Domenica Reggio Emilia Meteo aveva misurato in città una massima di ben 36, 9 gradi e una minima di 23, 3. Ieri ne ha rilevati rispettivamente 34, 7 e 22, 9. Per oggi ne sono previsti 36 e 23. Avevamo già sofferto il mese di giugno più torrido dalla metà dell’Ottocento, cioè da quando si registrano sistematicamente i dati meteorologici. È vano attendersi che la calura, ritornata ora agli stessi livelli, s’attenui prima della metà della prossima settimana. Fino ad allora le previsioni giornaliere si succedono in fotocopia: sempre sole accecante con temperature comprese in pianura fra una minima di 21-23 gradi e una massima di 36. Solamente sui rilievi l’aria sarà meno soffocante, in funzione dell’altitudine, dell’esposizione e delle brezze. Si registreranno dai 19 ai 32 gradi a Castelnovo Monti, dai 13 ai 27 a Cerreto Laghi. Anche la pedecollina, però, è destinata ad offrire condizioni più sopportabili rispetto a quelle della Bassa e della città, dove il cemento e l’asfalto arroventati restituiscono di notte il calore accumulato nelle ore diurne. Intorno alle cime più alte dell’Appennino si formeranno i soliti annuvolamenti pomeridiani.

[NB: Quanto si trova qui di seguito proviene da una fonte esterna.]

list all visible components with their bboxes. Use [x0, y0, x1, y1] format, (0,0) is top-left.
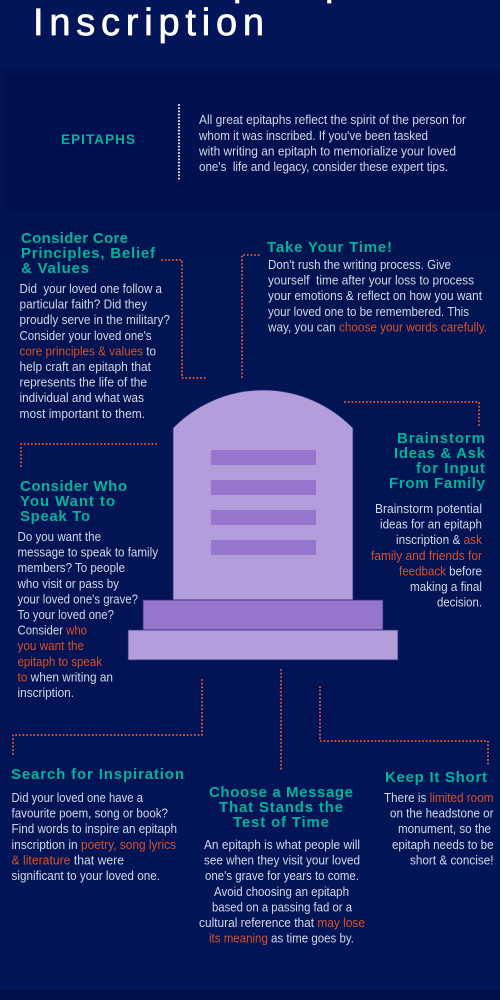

È molto improbabile, però, che ne derivi qualcuno dei temporali previsti nei prossimi giorni sul Nord Italia a causa di piccole infiltrazioni di correnti atlantiche. Ci troviamo, infatti, nel culmine dell’estate, ancor oggi denominato con due termini della tradizione astrologica, solleone e canicola. Il primo designa il periodo dal 23 luglio al 22 agosto in cui il sole appare nella costellazione del Leone. Il secondo, che in latino significa cagnolino, fa riferimento alla stella Sirio, la più luminosa del firmamento, la quale si trova nelle costellazioni del Cane e sorge e tramonta con il sole fra il 24 luglio e il 26 agosto. Un tempo si credeva che i suoi raggi si sommassero alla radiazione solare, accrescendone gli effetti. Attualmente si definisce "canicola subtropicale", come si legge sul sito Il Meteo. it. , "un periodo di caldo intenso e prolungato, tipicamente associato all’arrivo di masse d’aria calda", che in questi giorni provengono dalle zone interne di Marocco e Algeria. Tale afflusso si è sempre verificato quando l’alta pressione africana si estende verso il Mediterraneo. Le sue conseguenze, però, sono accentuate dal riscaldamento globale.
I consigli utili
Viste le elevate temperature di questi giorni, è necessario che le persone anziane adottino alcuni comportamenti utili a fronteggiare il caldo. I medici ribadiscono l’invito a bere molto e spesso, acqua e the, succhi di frutta, anche in assenza di stimolo alla sete, evitando superalcolici, caffè e in generale le bevande ghiacciate. Consumare molta frutta e verdura, anche sotto forma di frullati e centrifugati. Contengono infatti una grande percentuale di acqua e sono fonte naturale di vitamine e sali minerali. Sono da evitare inoltre bevande e cibi troppo caldi o troppo freddi. Fare pasti leggeri e frequenti, uscire di casa nelle ore di meno calde, nelle prime ore del mattino e dopo le 19. Quando si esce è consigliabile coprirsi il capo e proteggere gli occhi con occhiali da sole; indossare abiti comodi e leggeri, chiari, non aderenti e di fibre naturali (cotone e lino), perché il materiale sintetico scalda e impedisce al corpo di disperdere il calore. Fare bagni o docce con acqua tiepida per abbassare la temperatura corporea. Se si usano ventilatori per far circolare l’aria, non rivolgerli direttamente sul corpo. Arieggiare la casa, in particolare durante le ore più fresche.